Por Pedro Fernandes
Há escritores que dedicaram toda uma vida na escrita de um livro. Alguns,
com esse desejo universal conseguiram a proeza de escrever mais de um que se
destaca no âmbito de seu projeto literário. Estes são pouquíssimos. E entre
estes não se encontra Vladimir Nabokov. A afirmação poderá parecer arriscada
para um leitor estagiário na sua obra, mas não é vazia ou produto de uma
suposição profética. Ela se apoia na leitura de vários textos sobre outros
livros do escritor russo-estadunidense e estes, por sua vez, sublinham reiteradamente o mote a
partir do qual mais ou menos se constrói suas narrativas: um escritor em busca da obra ideal
se debruça no seu projeto, escreve, alcança o feito, e o feito é a própria obra
que o leitor tem em mãos com a assinatura de Vladimir Nabokov.

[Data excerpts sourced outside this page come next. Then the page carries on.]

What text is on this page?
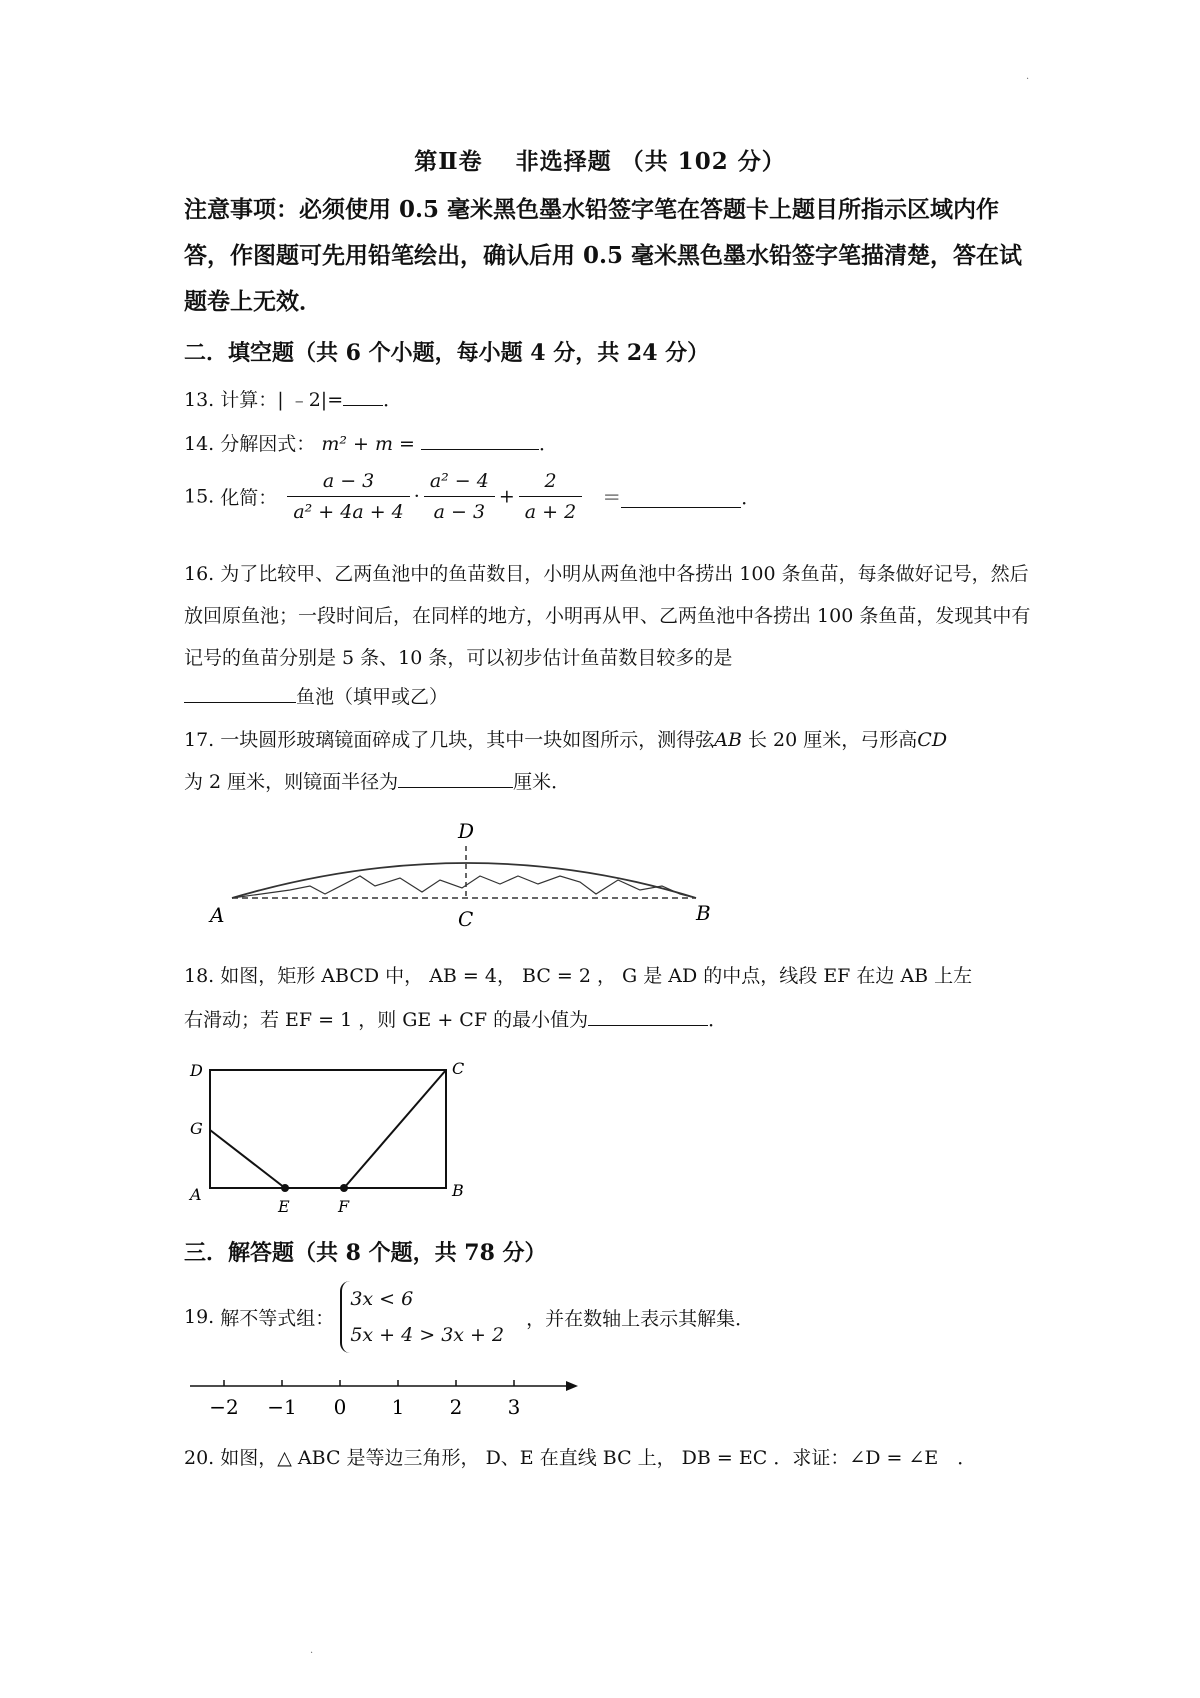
·
第Ⅱ卷　 非选择题 （共 102 分）
注意事项：必须使用 0.5 毫米黑色墨水铅签字笔在答题卡上题目所指示区域内作答，作图题可先用铅笔绘出，确认后用 0.5 毫米黑色墨水铅签字笔描清楚，答在试题卷上无效．
二．填空题（共 6 个小题，每小题 4 分，共 24 分）
13. 计算：| ﹣2|= ．
14. 分解因式： m² + m =	．
15. 化简： $\frac{a - 3}{\text{a² + 4a + 4}} \cdot \frac{\text{a² − 4}}{a - 3} + \frac{2}{a + 2}$ ＝	．
16. 为了比较甲、乙两鱼池中的鱼苗数目，小明从两鱼池中各捞出 100 条鱼苗，每条做好记号，然后放回原鱼池；一段时间后，在同样的地方，小明再从甲、乙两鱼池中各捞出 100 条鱼苗，发现其中有记号的鱼苗分别是 5 条、10 条，可以初步估计鱼苗数目较多的是
鱼池（填甲或乙）
17. 一块圆形玻璃镜面碎成了几块，其中一块如图所示，测得弦AB 长 20 厘米，弓形高CD
为 2 厘米，则镜面半径为	厘米．
A	C
D
B
18. 如图，矩形 ABCD 中， AB = 4， BC = 2 ， G 是 AD 的中点，线段 EF 在边 AB 上左
右滑动；若 EF = 1 ，则 GE + CF 的最小值为	．
D	C
G
A
E	F
B
三．解答题（共 8 个题，共 78 分）
19. 解不等式组：
3x < 6
5x + 4 > 3x + 2
，并在数轴上表示其解集．
−2 −1 0 1 2 3
20. 如图，△ ABC 是等边三角形， D、E 在直线 BC 上， DB = EC ．求证：∠D = ∠E　．
·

É possível que este procedimento varie, obviamente; mas, em linhas gerais
a linha de composição se estabelece: o escritor encerrado em seu labirinto de
obsessões trabalha as matérias que tem ao seu alcance, grande parte delas coletada
de outras leituras, até ao limite de torná-las impessoal e, portanto, próprias à criação literária. Nabokov apoiou toda sua trajetória pelo critério de negação da
experiência do vivido, como pareceu ser uma recorrência na literatura de seu tempo,
e entusiasmado com as possibilidades de feições diversas que uma mesma imagem
pode adquirir num labirinto de espelhos ou mesmo pela variação de perspectivas
de olhar. Essa negação da experiência do vivido se dá ainda pela tarefa da escrita
contínua que emprega para a lapidação outros materiais de leitura; consiste
em repetir o experienciado até o limite da desfiguração, aquele em que nem mesmo o próprio criador é mais capaz de reconhecê-lo ou nele se reconhecer.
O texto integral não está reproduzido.